Member of the Wisconsin State Assembly from the Racine 2nd district
- In office January 4, 1965 – January 1, 1973
- Preceded by: Roy E. Naleid
- Succeeded by: District abolished

Personal details
- Born: November 2, 1917 Chicago, Illinois, U.S.
- Died: April 11, 1987 (aged 69) Racine, Wisconsin, U.S.
- Resting place: Racine Jewish Memorial Cemetery
- Spouse: Jeanne Levin ​(m. 1945⁠–⁠1987)​
- Children: Richard S. Brown; Charles Brown;
- Education: University of Wisconsin–Madison Marquette University Law School
- Profession: Lawyer

Military service
- Allegiance: United States
- Branch/service: United States Navy
- Rank: Lieutenant Junior Grade
- Battles/wars: World War II

= Manny S. Brown =

20th century American politician

Manny S. Brown (November 2, 1917 – April 11, 1987) was an American lawyer and Democratic politician from Racine, Wisconsin. He was a member of the Wisconsin State Assembly for eight years, representing Racine County's 2nd Assembly district from 1965 to 1973. He also served 16 years on the Racine school board, and advocated for the creation of the Racine Unified School District. Brown's son, Richard S. Brown, became a long-serving judge of the Wisconsin Court of Appeals and was chief judge from 2007 to 2015.

==Biography==
Brown was born on November 2, 1917, in Chicago, Illinois. As a child, he moved with his parents to Racine, Wisconsin, and graduated from Racine's Washington Park High School. He went on to earn his bachelor's degree from the University of Wisconsin-Madison and obtained his law degree from Marquette University Law School.

During World War II, he served in the United States Navy.

Brown was elected to the Wisconsin State Assembly in 1964, running on the Democratic Party ticket. He was re-elected in 1966, 1968, and 1970.

He suffered a severe heart attack in February 1972. He was hospitalized at Madison's University Hospital for several weeks and subsequently announced that he would not run for re-election.

After announcing he would leave office, he accepted a part-time job on the staff of the Racine County district attorney, where he worked under his son Richard S. Brown, then an assistant district attorney.

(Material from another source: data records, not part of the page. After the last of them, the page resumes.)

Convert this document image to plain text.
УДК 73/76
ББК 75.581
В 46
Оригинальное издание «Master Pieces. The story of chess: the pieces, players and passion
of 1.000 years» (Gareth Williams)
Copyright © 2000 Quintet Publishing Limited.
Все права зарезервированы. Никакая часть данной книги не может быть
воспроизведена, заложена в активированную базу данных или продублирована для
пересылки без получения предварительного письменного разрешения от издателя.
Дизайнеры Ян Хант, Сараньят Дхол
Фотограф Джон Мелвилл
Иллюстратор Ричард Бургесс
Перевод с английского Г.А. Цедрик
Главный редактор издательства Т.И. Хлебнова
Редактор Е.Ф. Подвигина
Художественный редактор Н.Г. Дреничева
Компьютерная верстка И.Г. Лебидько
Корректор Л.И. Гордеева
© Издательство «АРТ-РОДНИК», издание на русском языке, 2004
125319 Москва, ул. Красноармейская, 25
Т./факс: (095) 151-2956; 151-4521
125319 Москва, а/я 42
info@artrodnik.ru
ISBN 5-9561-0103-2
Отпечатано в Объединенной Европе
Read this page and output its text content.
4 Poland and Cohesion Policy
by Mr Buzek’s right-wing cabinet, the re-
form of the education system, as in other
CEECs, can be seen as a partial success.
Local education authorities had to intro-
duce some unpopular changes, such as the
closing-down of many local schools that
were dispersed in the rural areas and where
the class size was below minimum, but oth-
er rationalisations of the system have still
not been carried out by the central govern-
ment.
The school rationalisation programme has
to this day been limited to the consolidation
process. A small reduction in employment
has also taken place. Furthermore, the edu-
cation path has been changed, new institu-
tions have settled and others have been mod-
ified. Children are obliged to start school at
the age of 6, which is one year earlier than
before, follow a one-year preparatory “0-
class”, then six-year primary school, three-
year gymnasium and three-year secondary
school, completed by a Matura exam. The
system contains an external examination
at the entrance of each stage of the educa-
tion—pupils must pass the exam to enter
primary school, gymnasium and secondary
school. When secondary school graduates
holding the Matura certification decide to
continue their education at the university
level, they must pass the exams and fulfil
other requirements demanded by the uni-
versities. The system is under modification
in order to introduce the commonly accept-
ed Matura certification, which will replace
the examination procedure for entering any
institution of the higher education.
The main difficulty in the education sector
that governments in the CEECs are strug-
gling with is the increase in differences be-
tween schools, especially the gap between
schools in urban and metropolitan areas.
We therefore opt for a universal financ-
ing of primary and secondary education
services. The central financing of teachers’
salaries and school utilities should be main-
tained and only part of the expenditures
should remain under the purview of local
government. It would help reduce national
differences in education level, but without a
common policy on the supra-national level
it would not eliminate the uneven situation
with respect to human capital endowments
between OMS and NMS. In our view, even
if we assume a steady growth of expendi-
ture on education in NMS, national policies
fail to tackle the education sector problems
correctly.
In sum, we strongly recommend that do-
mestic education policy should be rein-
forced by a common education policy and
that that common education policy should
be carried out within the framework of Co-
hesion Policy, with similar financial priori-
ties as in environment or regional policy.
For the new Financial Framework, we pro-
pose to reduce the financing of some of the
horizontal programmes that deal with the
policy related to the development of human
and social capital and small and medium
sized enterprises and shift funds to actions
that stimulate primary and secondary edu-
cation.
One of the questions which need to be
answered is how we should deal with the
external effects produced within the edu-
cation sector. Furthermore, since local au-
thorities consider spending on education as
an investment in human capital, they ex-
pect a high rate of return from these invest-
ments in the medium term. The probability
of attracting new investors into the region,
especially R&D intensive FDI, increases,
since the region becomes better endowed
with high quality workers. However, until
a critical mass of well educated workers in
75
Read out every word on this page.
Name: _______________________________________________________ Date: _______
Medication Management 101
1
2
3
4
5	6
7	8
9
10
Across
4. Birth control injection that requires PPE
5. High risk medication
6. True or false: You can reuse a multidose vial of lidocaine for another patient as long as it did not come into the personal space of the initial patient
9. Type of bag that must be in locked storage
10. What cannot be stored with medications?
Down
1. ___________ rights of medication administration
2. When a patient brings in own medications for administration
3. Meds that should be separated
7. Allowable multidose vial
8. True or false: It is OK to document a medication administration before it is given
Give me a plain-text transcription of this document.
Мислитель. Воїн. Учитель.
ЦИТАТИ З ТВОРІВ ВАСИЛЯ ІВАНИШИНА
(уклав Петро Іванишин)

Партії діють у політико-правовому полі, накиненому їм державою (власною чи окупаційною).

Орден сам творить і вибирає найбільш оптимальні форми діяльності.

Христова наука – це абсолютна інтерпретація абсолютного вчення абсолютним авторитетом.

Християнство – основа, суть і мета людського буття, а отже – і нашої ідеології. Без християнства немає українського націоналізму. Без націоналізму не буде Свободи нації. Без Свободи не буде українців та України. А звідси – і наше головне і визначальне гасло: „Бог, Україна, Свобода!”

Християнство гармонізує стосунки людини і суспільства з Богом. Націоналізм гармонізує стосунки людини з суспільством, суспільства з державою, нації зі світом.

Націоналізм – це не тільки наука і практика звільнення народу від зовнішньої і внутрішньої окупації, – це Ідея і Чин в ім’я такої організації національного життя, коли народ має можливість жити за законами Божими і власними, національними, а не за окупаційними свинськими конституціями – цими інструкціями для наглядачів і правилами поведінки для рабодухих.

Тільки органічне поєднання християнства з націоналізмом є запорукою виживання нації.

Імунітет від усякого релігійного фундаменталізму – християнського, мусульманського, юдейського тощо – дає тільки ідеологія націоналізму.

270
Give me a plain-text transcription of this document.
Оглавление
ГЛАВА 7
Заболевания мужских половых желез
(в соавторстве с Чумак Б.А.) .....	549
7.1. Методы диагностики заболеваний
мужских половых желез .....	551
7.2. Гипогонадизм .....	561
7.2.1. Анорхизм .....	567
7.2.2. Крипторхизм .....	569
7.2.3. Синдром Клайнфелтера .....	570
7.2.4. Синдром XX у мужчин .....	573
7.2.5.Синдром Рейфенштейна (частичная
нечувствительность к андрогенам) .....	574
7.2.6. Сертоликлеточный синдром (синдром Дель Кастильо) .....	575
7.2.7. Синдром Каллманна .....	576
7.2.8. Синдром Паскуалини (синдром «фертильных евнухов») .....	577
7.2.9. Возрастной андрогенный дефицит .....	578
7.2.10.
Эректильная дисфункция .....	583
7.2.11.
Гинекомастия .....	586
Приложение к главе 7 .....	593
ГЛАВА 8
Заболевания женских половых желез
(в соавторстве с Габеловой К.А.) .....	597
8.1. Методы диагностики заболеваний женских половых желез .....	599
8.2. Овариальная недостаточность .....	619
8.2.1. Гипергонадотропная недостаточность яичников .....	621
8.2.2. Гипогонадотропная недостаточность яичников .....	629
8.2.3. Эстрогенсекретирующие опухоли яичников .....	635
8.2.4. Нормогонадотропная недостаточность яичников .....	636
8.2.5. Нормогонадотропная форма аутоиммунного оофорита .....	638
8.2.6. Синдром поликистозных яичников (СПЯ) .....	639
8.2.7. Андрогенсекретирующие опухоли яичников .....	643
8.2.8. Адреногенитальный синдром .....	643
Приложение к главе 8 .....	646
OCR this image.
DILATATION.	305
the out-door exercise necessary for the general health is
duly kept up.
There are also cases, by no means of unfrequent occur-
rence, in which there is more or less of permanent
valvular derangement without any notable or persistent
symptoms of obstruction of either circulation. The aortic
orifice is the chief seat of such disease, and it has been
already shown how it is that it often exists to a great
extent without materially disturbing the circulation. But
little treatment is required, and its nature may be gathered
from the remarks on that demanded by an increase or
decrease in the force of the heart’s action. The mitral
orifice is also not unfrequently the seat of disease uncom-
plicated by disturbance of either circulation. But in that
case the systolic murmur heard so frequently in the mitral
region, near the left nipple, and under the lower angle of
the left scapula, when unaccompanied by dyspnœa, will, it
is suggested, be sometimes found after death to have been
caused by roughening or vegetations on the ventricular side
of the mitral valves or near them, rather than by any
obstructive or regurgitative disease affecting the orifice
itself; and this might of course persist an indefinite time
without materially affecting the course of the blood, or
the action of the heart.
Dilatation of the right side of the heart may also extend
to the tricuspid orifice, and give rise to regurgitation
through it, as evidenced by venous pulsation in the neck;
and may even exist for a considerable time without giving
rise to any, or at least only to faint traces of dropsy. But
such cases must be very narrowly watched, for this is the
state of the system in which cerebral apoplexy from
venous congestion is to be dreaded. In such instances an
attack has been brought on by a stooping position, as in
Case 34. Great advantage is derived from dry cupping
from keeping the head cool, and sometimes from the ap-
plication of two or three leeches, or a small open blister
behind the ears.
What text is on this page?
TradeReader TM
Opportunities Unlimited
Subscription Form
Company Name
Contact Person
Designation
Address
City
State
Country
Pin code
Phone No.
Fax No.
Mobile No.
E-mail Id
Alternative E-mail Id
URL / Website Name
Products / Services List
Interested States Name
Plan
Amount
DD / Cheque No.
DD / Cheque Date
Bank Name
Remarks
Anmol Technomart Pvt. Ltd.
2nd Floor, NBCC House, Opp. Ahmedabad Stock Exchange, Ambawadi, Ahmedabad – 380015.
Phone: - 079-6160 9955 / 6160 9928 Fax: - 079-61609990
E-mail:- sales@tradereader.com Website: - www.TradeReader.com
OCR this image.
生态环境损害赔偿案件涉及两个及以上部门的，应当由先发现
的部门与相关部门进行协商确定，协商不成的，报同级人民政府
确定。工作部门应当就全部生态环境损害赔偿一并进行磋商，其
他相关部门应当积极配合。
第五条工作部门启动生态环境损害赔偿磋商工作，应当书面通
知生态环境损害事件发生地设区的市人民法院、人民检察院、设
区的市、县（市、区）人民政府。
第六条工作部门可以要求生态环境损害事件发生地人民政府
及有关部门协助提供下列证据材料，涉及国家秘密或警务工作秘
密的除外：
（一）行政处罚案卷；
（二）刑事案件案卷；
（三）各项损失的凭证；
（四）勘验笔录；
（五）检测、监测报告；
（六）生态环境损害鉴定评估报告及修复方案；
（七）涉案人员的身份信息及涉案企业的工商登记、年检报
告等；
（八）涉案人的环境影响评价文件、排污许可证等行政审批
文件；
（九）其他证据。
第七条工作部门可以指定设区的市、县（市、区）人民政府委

==Personal life and family==
Manny Brown was one of two sons born to Sol and Mona (' Streicher) Brown. Mona Brown was a Ukrainian American immigrant. The Browns were Jewish and members of the Beth Israel Sinai Temple in Racine.

Manny Brown married Jeanne Levin at Beth Israel Sinai Temple in 1945. They had two sons and were married for 42 years before his death in 1987. Their son Richard S. Brown went on to serve 37 years as a judge of the Wisconsin Court of Appeals and was chief judge from 2007 to 2015.

Manny Brown died April 11, 1987, at St. Luke's Hospital in Racine after suffering a heart attack.